The Pentagon has announced that it is temporarily suspending the planned vaccination of Guantanamo detainees against covid-19, due to a shortage of vaccines for health workers and for senior and vulnerable U.S. citizens.
A Pentagon spokesman, John Kirby, confirmed via Twitter that none of the inmates had been vaccinated and that the vaccination plan is suspended until further notice.
U.S. Department of Defense announced vaccination of Guantanamo detainees
Earlier this week, the U.S. Department of Defense announced it would offer a coronavirus vaccine to Guantanamo detainees who want to be vaccinated.

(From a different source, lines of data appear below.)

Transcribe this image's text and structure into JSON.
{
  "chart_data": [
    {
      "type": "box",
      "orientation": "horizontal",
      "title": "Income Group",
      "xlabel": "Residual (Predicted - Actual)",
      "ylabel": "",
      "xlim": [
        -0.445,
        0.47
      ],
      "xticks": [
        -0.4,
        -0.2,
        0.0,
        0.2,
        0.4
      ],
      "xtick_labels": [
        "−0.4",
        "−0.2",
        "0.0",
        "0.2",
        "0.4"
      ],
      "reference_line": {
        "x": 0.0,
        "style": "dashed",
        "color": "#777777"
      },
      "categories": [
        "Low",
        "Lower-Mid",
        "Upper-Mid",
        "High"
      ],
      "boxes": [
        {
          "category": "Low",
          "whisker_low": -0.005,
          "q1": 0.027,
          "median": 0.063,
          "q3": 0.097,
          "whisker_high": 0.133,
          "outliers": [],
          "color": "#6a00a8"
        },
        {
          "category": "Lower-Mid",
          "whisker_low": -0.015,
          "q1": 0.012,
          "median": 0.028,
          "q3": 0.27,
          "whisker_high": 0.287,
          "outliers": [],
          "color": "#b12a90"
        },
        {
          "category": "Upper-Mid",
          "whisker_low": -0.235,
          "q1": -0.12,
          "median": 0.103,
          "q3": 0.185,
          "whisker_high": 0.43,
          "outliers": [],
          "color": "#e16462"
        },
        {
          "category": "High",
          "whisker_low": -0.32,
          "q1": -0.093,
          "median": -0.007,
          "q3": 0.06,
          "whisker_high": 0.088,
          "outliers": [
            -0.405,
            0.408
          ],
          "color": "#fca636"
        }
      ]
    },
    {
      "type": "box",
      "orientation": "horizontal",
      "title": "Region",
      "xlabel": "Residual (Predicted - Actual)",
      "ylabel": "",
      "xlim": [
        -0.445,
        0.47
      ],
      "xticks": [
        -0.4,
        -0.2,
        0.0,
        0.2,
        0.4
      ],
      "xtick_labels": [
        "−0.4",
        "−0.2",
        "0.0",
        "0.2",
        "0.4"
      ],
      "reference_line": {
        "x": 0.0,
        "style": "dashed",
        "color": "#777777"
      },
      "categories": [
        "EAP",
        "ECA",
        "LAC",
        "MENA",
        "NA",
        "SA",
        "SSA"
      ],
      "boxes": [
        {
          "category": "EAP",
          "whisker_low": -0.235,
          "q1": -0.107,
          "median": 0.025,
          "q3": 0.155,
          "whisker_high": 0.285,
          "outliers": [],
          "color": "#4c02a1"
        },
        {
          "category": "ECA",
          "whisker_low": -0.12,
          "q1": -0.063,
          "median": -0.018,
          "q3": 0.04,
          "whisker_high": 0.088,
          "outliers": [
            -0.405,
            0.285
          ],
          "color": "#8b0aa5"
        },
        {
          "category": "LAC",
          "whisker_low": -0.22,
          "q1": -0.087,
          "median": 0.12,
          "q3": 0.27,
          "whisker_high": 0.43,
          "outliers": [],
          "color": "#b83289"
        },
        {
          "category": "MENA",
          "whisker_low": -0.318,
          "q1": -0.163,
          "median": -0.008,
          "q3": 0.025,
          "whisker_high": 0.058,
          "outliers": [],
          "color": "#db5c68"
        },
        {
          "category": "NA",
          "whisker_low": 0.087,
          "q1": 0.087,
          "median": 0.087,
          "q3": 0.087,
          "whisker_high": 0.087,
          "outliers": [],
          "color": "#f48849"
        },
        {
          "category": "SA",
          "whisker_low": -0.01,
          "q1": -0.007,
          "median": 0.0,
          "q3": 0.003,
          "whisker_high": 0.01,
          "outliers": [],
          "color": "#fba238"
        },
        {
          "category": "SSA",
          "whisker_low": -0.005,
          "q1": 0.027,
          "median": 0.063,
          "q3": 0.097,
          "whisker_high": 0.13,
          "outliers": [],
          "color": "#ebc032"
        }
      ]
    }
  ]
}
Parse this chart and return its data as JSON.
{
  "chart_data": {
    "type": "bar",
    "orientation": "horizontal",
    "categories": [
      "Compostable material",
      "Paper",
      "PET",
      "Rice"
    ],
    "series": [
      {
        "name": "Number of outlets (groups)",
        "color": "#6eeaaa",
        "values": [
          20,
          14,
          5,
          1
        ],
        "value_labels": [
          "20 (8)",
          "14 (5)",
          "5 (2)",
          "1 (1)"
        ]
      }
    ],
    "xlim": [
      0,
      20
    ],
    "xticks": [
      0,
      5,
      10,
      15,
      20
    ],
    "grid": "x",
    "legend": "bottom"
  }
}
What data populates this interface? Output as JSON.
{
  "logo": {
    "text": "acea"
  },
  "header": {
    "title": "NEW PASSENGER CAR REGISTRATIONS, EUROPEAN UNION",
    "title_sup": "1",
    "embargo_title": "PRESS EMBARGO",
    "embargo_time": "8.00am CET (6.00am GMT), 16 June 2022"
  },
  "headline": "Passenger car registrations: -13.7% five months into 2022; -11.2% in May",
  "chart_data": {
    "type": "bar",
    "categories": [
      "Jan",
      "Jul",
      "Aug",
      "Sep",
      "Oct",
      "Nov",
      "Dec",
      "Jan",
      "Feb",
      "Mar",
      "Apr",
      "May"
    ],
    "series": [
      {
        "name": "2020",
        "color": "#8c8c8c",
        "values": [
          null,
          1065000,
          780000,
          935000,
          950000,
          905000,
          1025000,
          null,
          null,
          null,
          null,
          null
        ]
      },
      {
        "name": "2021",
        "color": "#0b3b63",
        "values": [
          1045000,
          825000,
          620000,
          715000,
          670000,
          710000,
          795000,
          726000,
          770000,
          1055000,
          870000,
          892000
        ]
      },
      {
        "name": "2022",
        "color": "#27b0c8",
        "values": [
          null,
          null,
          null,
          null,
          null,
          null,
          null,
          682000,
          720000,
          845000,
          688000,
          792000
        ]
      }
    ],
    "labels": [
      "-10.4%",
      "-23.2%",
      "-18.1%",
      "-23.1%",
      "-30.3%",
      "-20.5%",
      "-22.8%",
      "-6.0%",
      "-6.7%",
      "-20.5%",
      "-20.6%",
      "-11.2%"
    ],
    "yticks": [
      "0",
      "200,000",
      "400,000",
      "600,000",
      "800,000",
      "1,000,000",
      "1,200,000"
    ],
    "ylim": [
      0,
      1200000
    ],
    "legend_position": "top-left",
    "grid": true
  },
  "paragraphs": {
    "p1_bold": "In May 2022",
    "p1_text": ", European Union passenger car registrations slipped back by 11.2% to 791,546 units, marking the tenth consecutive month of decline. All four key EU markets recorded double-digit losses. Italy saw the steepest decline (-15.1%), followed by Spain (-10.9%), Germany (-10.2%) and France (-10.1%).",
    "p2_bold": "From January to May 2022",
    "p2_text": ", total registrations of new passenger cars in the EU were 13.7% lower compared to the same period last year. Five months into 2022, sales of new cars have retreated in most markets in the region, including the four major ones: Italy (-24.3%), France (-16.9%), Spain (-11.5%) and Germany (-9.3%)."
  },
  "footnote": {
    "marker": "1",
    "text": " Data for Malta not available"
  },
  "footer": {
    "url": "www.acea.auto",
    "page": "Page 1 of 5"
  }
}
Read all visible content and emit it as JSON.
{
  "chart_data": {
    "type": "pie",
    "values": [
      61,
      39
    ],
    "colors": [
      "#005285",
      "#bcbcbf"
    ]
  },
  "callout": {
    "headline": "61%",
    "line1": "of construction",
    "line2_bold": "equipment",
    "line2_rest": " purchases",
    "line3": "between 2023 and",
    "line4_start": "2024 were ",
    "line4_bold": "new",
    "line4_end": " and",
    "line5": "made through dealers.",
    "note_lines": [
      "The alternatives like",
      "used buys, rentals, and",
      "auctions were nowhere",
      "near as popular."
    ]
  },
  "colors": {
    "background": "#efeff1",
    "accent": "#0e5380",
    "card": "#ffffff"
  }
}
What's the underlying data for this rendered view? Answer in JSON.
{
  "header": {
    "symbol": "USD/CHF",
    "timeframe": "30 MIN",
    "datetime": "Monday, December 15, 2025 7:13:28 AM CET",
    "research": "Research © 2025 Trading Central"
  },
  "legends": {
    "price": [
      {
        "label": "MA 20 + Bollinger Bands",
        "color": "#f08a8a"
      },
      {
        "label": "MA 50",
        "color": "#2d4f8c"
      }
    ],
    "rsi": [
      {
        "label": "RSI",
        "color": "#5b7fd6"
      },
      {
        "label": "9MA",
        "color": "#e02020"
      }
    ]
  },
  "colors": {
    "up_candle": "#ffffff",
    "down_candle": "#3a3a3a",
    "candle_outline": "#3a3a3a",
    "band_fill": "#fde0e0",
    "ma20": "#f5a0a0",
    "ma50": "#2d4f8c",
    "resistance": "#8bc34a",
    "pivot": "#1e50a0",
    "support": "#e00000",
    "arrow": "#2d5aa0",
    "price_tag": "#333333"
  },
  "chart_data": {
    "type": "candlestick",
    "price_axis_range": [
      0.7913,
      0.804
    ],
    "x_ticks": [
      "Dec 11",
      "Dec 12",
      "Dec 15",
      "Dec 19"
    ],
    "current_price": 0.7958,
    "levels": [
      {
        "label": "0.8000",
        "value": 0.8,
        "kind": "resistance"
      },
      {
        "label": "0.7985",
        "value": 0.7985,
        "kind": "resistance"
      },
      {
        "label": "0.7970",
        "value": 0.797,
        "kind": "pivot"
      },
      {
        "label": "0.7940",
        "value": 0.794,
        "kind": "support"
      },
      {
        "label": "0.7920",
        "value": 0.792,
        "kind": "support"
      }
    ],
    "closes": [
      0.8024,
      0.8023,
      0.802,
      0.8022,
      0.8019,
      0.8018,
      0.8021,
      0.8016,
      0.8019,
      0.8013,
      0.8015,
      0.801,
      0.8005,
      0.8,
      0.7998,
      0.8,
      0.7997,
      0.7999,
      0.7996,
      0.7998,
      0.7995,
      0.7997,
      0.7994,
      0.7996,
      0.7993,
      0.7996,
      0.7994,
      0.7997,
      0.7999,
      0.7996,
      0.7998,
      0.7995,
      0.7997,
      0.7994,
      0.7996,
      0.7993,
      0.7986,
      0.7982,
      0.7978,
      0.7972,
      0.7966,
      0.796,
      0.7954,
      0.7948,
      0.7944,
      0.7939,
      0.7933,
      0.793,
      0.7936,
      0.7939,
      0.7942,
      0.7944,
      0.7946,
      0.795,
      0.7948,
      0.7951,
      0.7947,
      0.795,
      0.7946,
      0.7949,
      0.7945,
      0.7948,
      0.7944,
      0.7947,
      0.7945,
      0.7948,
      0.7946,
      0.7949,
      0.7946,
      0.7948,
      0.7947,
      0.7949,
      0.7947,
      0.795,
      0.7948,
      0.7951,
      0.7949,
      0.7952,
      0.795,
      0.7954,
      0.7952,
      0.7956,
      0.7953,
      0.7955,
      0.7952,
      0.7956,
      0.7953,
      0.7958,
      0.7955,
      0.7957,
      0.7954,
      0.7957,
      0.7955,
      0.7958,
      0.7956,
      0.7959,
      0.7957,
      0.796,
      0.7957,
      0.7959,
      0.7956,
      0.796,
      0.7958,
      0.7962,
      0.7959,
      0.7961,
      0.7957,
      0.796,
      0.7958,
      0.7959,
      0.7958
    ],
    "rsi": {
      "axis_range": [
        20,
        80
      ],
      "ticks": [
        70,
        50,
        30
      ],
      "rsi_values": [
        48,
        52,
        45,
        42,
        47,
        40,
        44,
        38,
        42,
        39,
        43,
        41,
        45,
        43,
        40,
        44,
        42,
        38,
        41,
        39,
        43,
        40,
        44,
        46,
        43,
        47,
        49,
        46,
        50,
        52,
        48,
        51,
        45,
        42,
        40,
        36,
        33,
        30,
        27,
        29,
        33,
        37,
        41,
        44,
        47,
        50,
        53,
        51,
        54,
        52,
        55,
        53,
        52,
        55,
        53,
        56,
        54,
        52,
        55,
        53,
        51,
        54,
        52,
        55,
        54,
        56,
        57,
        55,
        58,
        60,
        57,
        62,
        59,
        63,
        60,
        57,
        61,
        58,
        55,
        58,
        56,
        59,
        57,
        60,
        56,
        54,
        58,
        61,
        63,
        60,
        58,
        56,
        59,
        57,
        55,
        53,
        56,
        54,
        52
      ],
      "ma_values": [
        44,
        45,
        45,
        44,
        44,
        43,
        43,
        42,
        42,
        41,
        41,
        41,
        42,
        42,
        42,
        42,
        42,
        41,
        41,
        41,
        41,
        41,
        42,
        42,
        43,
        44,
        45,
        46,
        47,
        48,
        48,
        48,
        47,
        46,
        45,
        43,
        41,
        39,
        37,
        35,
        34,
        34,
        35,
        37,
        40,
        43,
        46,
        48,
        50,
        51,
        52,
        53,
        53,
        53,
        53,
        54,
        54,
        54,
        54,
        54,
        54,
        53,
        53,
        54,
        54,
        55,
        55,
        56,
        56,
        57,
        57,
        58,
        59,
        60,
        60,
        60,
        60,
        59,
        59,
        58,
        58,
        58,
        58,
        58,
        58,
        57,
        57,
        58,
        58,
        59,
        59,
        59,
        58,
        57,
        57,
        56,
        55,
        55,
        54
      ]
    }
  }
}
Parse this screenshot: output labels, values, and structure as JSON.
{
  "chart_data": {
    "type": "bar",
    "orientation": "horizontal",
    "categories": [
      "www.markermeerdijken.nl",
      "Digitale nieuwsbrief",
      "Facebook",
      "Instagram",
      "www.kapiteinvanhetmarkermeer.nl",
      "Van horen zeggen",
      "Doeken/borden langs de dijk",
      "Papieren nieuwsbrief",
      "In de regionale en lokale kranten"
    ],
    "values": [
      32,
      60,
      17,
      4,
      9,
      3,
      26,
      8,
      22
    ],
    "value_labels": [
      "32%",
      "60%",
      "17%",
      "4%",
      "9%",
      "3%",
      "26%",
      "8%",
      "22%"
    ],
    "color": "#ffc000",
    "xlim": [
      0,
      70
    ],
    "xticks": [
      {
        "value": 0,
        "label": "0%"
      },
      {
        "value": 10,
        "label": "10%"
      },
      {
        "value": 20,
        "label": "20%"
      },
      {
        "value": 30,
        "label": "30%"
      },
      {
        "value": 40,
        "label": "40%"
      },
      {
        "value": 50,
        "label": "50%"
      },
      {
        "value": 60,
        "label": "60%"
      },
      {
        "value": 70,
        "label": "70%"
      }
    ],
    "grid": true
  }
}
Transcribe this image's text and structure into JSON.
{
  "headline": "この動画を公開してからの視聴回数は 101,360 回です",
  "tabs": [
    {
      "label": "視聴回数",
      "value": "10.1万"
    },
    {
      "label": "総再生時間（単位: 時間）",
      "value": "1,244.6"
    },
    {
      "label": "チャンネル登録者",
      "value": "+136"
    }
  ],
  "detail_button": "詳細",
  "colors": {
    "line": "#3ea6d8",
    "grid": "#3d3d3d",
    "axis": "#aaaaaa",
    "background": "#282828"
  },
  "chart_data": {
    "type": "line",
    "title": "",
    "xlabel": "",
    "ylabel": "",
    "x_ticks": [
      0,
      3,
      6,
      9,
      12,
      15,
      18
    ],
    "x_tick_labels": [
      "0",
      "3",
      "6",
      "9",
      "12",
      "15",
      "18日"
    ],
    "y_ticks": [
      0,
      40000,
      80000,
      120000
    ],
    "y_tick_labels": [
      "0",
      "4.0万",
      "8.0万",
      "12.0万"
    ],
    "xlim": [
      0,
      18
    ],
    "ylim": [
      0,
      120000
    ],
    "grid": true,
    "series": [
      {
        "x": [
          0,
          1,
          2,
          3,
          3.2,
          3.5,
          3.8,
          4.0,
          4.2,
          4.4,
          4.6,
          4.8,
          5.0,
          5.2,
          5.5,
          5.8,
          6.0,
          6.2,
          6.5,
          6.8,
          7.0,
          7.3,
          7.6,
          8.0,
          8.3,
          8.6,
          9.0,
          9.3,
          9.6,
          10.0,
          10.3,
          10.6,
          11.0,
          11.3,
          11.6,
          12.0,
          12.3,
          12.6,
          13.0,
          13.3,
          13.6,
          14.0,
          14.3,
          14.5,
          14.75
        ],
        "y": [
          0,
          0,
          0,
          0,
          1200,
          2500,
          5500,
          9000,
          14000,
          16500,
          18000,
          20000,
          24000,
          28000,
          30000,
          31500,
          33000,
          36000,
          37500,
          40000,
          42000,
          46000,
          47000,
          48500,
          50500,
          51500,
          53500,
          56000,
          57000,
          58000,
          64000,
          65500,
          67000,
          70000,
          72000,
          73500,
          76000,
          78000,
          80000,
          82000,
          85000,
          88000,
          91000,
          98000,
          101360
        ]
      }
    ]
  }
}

Many U.S. lawmakers immediately publicly opposed the decision, including Republican Kevin McCarthy, who criticized Biden’s decision to vaccinate terrorists before doing so with health workers, senior citizens, and war veterans.
Republican Congresswoman, Elise Stefanik, said Biden’s decision was an inexcusable and an “unAmerican” thing to do.
The US is not fighting the pandemic as expected
The United States, with nearly 26 million infected and 436,000 dead, was hit with the pandemic harder than any other country.
President Biden has promised to allow 100 million Americans to be vaccinated in the first hundred days.
However, his plan is not going smoothly due to technical difficulties and a shortage of vaccines, and decisions to vaccinate terrorists surely won’t make things easier.
U.S. health officials reported that, of the 50 million doses distributed nationwide, less than 30 million were used.
Who “sits” in Guantanamo?
The U.S. prison at Guantanamo, Cuba, is intended for prisoners linked to the “war on terror,” including Pakistani Khaled Cheikh Mohammed, the self-proclaimed mastermind of the Sept. 11, 2001, attacks.
Human rights activists, and especially those who opposed Donald Trump’s presidency, have often called for the closure of this prison, which is often mentioned in the context of fundamental human rights violations.
Although President Trump has “secured” the survival of Guantanamo Bay for at least another 25 years, the Biden administration could soon raise the question of its legality.
Guantanamo Bay opened in 2002, shortly after the arrest of the first jihadists in the US intervention in Afghanistan, following the September 11, 2001 attacks.
More than 700 inmates have passed through the prison, and it currently houses 40 terrorists.